Syrie: on n’évitera pas l’intervention

On en est donc à un nouveau moment charnière de la guerre civile en Syrie : l’utilisation massive, non prouvée mais peu mise en doute, de l’arme chimique par le régime Assad contre sa propre population, suscitera-t-elle une réaction militaire occidentale ?
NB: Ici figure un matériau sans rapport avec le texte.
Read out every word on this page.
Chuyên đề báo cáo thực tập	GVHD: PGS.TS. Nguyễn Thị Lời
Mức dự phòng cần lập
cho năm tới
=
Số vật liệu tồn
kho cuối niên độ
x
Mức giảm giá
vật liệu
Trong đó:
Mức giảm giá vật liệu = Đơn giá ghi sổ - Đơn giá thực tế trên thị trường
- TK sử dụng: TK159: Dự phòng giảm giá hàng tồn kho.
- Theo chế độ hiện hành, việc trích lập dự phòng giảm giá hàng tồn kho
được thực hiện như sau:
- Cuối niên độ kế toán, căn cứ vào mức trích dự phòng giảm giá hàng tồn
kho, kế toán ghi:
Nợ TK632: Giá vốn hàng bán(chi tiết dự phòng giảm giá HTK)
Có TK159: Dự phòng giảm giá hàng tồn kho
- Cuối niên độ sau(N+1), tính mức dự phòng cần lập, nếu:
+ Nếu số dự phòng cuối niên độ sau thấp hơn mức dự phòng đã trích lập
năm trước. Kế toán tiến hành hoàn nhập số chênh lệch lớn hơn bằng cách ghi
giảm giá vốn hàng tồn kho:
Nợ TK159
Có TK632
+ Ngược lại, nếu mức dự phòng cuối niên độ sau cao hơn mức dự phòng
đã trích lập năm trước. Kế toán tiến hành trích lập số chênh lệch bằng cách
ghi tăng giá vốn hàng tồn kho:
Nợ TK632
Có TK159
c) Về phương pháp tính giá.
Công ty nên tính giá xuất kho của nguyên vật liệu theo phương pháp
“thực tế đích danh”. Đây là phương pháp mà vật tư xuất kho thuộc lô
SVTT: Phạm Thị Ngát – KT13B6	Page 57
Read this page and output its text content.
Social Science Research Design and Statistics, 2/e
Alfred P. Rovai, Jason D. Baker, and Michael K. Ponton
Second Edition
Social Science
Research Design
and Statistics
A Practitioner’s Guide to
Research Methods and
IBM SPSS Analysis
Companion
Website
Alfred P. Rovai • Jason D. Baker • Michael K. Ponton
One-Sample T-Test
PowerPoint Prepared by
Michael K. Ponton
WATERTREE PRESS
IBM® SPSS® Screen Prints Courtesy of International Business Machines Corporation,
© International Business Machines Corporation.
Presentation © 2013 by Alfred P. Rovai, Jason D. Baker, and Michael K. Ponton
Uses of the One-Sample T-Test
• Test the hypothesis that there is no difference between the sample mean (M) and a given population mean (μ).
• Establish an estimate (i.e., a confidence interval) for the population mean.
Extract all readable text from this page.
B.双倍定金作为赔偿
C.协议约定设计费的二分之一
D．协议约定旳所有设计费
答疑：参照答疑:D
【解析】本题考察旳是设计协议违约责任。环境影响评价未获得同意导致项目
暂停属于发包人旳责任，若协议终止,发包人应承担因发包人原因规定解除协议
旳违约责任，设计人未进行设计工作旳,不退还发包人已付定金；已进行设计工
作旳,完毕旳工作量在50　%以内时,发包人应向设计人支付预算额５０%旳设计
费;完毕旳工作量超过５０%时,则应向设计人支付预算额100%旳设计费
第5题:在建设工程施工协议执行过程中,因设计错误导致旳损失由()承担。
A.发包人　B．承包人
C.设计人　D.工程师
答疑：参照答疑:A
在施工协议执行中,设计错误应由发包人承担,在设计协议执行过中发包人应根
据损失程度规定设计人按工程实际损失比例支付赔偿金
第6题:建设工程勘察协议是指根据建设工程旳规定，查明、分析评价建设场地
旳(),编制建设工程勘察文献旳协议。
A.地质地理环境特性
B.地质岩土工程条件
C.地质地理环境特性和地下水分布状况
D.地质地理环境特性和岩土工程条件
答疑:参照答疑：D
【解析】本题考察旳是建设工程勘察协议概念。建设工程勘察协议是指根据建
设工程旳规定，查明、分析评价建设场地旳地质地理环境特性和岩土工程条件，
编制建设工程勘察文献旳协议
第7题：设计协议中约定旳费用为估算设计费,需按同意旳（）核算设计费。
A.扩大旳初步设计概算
Le principe de l’intervention militaire est reconnu sur le plan international lorsqu’un État faillit à sa « responsabilité de protéger », et a fortiori lorsqu’il attaque lui-même sa population. Formulé ainsi, cela paraît très simple, mais ce n’est pas suffisant. Pour justifier une intervention militaire étrangère, on voudrait pouvoir se satisfaire de la seule motivation morale. Les esprits pragmatiques avanceront qu’il faut aussi réunir deux conditions. Premièrement, disposer d’un plan sérieux, réaliste et à long terme pour après l’intervention. Deuxièmement : obtenir, sinon le consensus, du moins un large soutien international : l’ONU est l’enceinte prévue pour cela.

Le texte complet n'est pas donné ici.